[Reading Note] (1) Concept of VLA: Integration Vision, Language, Action

Junu Kim·2026년 5월 18일

Reading Note

목록 보기

5/5

들어가며

이 글은 Vision-Language-Action Models 논문을 읽으며, VLA가 왜 등장했고, 기존 Vision-Language Model과 무엇이 다른지를 정리하기 위해 작성되었습니다. 논문을 보며 메모한 내용들을 나열한 것이기에 다소 거친 면이 있으며 실제 논문과 같이 보면 더 따라가기 쉽습니다.

AI가 ‘보고 이해하는 것’을 넘어 실제 행동으로 연결되기 위해 어떤 구조가 필요한지를 중심으로 살펴보고자 하며 VLA 분야에 대해 처음 접하는 사람들을 위해 최대한 관련 개념들도 풀어서 작성했습니다.

부정확한 내용이 있다면 댓글로 비판해주시면 감사하겠습니다.

Paper Information

Title: Vision-Language-Action Models: Concepts, Progress, Applications and Challenges
Authors: Ranjan Sapkota, Yang Cao, Konstantinos I. Roumeliotis, Manoj Karkee
arXiv ID: 2505.04769
Topic: Vision-Language-Action Models, Robotics, Embodied AI, AI Agents

최근 Vision-Language Model (VLM)은 기계가 이미지와 텍스트를 함께 이해하게끔 하는 방향으로 기여를 했지만, 실제 세계에서 움직이고 상호작용해야 하는 로봇이나 embodied agent에게는 단순한 이해만으로는 부족했습니다.

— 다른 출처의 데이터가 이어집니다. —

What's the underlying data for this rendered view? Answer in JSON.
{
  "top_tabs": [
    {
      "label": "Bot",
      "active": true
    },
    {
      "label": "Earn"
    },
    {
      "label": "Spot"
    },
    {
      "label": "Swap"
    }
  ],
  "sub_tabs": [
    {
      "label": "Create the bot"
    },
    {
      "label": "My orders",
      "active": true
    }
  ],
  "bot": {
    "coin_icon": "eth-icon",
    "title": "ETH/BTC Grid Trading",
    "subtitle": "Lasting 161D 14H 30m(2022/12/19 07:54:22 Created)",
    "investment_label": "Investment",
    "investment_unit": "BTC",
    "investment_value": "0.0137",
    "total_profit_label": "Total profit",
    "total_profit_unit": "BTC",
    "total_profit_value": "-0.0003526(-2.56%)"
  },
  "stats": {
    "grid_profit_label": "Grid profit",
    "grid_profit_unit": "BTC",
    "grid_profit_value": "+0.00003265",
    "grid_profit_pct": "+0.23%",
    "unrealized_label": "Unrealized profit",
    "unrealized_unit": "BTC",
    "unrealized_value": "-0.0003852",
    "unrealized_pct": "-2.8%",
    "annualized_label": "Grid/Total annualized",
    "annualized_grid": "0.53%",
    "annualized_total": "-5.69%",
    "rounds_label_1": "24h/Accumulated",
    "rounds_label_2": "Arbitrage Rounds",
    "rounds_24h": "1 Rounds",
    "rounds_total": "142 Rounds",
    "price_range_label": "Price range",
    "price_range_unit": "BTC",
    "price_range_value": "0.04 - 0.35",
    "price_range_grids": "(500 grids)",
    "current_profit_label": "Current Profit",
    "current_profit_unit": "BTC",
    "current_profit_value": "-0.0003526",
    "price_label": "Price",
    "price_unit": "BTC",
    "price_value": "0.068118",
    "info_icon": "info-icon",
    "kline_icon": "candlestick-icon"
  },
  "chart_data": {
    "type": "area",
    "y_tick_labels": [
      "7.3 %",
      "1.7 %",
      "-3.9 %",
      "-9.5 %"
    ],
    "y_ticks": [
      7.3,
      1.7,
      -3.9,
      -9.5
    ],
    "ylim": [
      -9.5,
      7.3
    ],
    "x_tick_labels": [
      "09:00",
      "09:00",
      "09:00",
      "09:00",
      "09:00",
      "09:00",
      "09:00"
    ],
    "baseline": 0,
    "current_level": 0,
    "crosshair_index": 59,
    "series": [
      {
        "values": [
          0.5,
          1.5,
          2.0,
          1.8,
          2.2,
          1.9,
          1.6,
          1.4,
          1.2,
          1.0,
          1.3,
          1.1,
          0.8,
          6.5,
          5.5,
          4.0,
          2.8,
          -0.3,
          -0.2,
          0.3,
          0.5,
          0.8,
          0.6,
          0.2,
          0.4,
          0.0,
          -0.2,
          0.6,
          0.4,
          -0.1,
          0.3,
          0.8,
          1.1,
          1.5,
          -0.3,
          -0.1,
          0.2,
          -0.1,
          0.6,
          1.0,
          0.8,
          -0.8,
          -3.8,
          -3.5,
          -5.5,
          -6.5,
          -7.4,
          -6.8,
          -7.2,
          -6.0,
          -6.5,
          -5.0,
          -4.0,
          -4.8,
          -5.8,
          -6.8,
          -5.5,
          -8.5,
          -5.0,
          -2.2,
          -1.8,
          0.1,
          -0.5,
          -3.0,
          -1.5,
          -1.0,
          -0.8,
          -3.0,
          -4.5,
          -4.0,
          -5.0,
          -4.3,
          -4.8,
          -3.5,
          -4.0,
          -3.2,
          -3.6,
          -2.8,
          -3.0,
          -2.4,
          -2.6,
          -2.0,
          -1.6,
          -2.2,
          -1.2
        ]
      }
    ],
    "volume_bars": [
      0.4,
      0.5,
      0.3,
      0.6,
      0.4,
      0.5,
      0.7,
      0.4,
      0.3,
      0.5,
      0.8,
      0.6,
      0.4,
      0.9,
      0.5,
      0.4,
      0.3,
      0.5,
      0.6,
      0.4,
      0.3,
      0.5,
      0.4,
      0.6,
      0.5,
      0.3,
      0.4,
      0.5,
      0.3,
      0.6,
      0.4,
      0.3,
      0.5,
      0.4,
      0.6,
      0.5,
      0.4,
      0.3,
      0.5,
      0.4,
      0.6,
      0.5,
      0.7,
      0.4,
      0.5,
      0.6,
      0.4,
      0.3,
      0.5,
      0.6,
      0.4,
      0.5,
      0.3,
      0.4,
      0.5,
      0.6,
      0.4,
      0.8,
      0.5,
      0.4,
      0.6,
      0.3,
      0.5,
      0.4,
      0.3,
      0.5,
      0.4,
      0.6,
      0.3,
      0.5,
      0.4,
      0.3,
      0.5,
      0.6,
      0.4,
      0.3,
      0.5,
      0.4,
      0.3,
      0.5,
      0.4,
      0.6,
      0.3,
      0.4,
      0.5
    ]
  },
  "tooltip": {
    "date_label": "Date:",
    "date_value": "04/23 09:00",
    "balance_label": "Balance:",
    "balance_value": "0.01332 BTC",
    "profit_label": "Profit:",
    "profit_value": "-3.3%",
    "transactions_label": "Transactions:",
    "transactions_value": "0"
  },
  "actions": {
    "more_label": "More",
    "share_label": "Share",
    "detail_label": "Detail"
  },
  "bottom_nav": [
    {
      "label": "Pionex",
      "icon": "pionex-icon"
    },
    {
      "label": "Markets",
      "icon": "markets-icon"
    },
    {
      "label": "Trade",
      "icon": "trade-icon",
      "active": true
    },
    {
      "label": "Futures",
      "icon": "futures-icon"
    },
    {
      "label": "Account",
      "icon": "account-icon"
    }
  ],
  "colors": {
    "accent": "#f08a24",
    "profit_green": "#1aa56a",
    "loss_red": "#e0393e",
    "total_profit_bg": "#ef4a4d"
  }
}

예를 들어, 모델이 “빨간 사과”를 인식하고 “사과를 집어라”라는 문장을 이해하더라도, 그 사과를 향해 팔을 움직이고, 적절한 힘으로 잡고, 상황 변화에 따라 동작을 수정할 수 없다면 실제 행동을 수행하는 agent라고 보기는 어렵습니다.

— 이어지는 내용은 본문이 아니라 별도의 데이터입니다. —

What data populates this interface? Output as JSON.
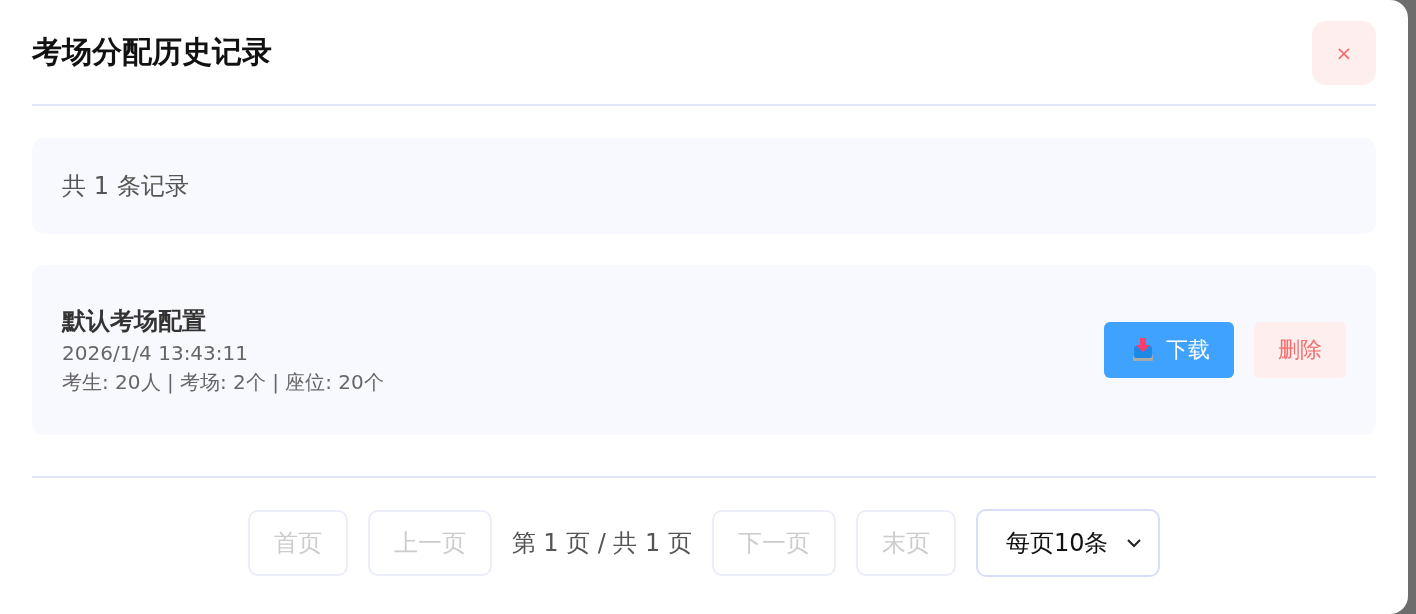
{
  "dialog": {
    "title": "考场分配历史记录",
    "close_label": "×"
  },
  "summary": "共 1 条记录",
  "records": [
    {
      "name": "默认考场配置",
      "time": "2026/1/4 13:43:11",
      "stats": "考生: 20人 | 考场: 2个 | 座位: 20个",
      "actions": [
        {
          "kind": "download",
          "label": "下载"
        },
        {
          "kind": "delete",
          "label": "删除"
        }
      ]
    }
  ],
  "pagination": {
    "buttons_before": [
      {
        "label": "首页",
        "disabled": true
      },
      {
        "label": "上一页",
        "disabled": true
      }
    ],
    "page_info": "第 1 页 / 共 1 页",
    "buttons_after": [
      {
        "label": "下一页",
        "disabled": true
      },
      {
        "label": "末页",
        "disabled": true
      }
    ],
    "page_size": "每页10条"
  }
}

이러한 문제의식에서 등장한 개념이 바로 Vision-Language-Action Model(VLA)입니다.

1. Introduction

VLA가 발전되기 전 robotics와 AI 분야의 발전 양상

각각의 시스템은 잘 작동하지만 정작 시스템을 통합하려니 안되고 새롭거나 예측할 수 없는 상황이 벌어지면 작동을 못함

1.1. 각자 따로 놀던 시대

VIsion System : See and recognize images
- extensive labeled datasets
- cumbersome retraining for even slight shifts in environment or objectives
- Lacked any understanding of language
- Lacked the ability to convert visual insifgts into purposeful actions
Language System : understand and generate text
- restricted to processing language without tcapability to perceive or reason about world
Action System : control movement
- relying heavily on hand-crafted policies or reinforcement learning
- demaned painstaking engineering
- failed to generalize beyond narrowly scripted scenarios

1.2. 통합을 시도한 시대

VLM (Vision-Language Model): Vision + Language
- inability to generate or execute coherent actions based on umltimodal input

Vision-Language, Language-Action, Vision-Action 처럼 두개의 요소에 대한 System에 대한 통합이 다였음

→ Fragmented Pipeline architecture에 그침 → brittle generalization and labor-intensive engineering efforts

이게 문제인 이유가 embodied AI같은 분야에서 인지와 이해 그리고 액션이 통합되어 작동하는 시스템이 없다보니 발전 측면에서 병목현상을 발생시킴

→ VLA의 필요성 대두됨

VLA라는 컨셉 자체는 이미 2021년 - 2022년에 대두된 주제로 Google DeepMind’s Robotic Transformer 2 (RT-2)와 같은 모습으로 연구되어온 주제로 연구되어왔음 그래서 VLA는 결론적으로 vision inputs, language comprehension, moto control capabilities를 통합하여 embodied agent의 상황과 복잡한 지시에 대한 이해 및 실행을 가능하게 함

[224] Zitkovich, B., Yu, T., Xu, S., Xu, P., Xiao, T., Xia, F., Wu, J., Wohlhart, P., Welker, S., Wahid, A., et al., 2023. Rt-2: Vision-language-action models transfer web knowledge to robotic control, in: Conference on Robot Learning, PMLR. pp. 2165–2183.

1.3. Early VLA Approaches

Extending vision-language models to include action tokens — numerical or symbolic representations of robot motor commands
- 모델이 서로 대응되어 묶여 있는 시각 데이터, 언어 데이터, 궤적 데이터로부터 학습할 수 있게 했다.
- 학습 과정에서 못본 객체에 대한 일반화 (Generalize to unseen objects),
- 새로운 명령어에 대한 변환 (interpret novel language commands),
- 비구조화된 환경에서의 다중 단계 추론이 가능하게 됨 (perform multi-step reasoning in unstructured environments)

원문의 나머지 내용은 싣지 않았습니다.